We all read and loved Jason Fried’s most recent book, It Doesn’t Have to Be Crazy at Work. I’ve never read a book by Jason that didn’t have me excited to change everything.

The Greater Good from UC Berkeley is a deep well of amazing information on wellness, mental health, and happiness. I’m thankful for it.

I am deeply helped and inspired by Cactus advisor, Virginia Bauman. A couple of us worked with Virginia in the past, and she is an honest, open source of continual help, no matter what the entrepreneurial challenge. My former manager, Lia Siebert, is someone I channel when working through difficult product problems. She had a knack for reframing problems and opportunities that has changed the way I see product innovation.

What’s been the biggest business challenge you’ve overcome?

We pivoted our product and slimmed our team. Both have been positive changes.

We started with a product, Kinecho, that aimed to help older adults record their memories, stories, and legacies.

Kinecho had difficulties selling, despite dozens of different distribution and business models. But what demoralized the team was that our handful of customers wouldn’t use the product for more than a few of days. Fortunately, we noticed something that led to Cactus: https://medium.com/@ryyyan/heres-one-way-to-pivot-3aa8b842d140

When we made this pivot, two co-founders left. At the time it felt like a big challenge, but with those departures, communication, velocity, and morale improved.

Do you have any advice for other entrepreneurs?

Two things.

First, when sourcing and selecting co-founders, it’s not enough that they help you round out knowledge or skills of the team. They also need to share your values. 

You want your team to be diverse in every way.
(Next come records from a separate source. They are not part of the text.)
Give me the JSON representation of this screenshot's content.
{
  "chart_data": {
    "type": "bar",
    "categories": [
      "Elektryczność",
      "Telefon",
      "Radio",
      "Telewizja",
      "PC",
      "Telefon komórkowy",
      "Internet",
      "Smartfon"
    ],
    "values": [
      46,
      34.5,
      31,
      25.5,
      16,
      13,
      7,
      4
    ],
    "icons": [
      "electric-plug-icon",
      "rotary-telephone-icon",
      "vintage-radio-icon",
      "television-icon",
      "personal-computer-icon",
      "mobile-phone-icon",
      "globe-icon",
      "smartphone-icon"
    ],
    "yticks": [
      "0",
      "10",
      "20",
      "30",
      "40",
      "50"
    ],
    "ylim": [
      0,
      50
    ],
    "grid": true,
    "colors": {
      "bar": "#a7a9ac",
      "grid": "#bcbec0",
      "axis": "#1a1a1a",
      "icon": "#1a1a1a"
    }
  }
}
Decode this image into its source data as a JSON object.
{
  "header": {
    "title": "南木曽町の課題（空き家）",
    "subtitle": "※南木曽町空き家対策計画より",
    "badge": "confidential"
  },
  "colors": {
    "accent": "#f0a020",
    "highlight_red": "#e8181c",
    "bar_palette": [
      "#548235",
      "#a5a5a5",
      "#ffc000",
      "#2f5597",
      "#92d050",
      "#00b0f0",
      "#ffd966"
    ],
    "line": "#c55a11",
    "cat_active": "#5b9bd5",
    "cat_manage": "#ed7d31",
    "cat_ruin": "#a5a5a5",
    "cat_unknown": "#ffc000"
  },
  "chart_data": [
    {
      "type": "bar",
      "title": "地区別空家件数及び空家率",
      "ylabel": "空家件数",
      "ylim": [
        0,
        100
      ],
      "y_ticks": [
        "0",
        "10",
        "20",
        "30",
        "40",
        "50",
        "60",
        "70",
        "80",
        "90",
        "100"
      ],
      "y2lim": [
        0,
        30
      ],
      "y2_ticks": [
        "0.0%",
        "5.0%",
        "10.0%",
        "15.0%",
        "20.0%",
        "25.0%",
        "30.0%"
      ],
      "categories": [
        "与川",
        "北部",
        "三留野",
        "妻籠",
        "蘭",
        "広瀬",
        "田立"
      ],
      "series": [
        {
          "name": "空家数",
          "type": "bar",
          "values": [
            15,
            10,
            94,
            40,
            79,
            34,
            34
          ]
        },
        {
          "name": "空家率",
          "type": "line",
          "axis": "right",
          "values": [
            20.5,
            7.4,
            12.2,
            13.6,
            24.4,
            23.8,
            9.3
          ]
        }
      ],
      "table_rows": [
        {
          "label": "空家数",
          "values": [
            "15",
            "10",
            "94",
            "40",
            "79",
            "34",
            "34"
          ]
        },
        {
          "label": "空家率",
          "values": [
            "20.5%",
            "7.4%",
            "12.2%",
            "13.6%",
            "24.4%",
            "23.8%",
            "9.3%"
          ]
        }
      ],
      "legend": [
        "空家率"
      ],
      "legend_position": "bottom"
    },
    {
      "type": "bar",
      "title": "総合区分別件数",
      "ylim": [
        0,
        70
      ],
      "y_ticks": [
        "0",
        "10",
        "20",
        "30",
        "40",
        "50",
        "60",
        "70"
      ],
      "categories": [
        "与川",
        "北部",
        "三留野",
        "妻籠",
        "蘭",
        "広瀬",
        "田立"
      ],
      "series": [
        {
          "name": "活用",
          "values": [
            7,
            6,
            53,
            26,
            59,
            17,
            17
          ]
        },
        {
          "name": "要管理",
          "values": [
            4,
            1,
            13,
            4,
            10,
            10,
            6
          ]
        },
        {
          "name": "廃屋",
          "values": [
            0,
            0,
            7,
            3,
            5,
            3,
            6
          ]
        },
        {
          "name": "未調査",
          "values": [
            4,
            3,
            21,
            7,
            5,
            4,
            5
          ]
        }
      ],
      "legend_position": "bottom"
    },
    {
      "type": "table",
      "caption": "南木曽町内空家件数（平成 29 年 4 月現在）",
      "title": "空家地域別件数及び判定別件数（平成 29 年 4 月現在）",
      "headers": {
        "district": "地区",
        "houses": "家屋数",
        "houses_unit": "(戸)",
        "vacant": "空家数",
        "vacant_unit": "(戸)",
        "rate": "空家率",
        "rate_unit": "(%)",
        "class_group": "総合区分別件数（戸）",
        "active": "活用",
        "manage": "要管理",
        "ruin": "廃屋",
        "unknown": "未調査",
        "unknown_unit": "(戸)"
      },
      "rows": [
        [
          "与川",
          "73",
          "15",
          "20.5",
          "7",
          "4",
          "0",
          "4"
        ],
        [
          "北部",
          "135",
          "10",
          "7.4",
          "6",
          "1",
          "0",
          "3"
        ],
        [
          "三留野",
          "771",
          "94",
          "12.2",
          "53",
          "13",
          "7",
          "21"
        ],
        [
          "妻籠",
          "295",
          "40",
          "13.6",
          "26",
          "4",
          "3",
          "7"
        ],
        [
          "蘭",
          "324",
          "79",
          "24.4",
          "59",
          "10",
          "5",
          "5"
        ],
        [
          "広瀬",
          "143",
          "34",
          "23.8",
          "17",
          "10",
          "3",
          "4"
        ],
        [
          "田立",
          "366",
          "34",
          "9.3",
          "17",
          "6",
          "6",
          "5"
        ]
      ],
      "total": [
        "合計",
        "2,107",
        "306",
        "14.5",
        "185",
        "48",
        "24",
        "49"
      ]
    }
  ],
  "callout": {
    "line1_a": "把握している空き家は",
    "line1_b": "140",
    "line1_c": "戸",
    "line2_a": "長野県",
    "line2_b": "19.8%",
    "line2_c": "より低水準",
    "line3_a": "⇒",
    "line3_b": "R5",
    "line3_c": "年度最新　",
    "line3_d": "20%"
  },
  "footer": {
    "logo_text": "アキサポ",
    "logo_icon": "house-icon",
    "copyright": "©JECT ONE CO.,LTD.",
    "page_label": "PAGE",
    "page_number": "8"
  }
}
Except values. If you have a conflict of values, you will have a hard time making tough decisions. Your values are not just a list of words, they’re a rubric against which you should make every difficult decision.

If your team is not actually aligned on these, you’re going to risk a fracture with every turn of your startup or company.

Second, it’s common in product to talk about the problem vs. the solution. But we’ve found it’s important to go a step deeper than identifying the problem. When we had to prove that the problem was a real problem, it was far harder to lie to ourselves. How did we know when a problem was a real problem? 

A problem is real when you can identify people spending time or money, and ideally both, to address or resolve the problem. If people are not already doing this, it’s probably not a real problem.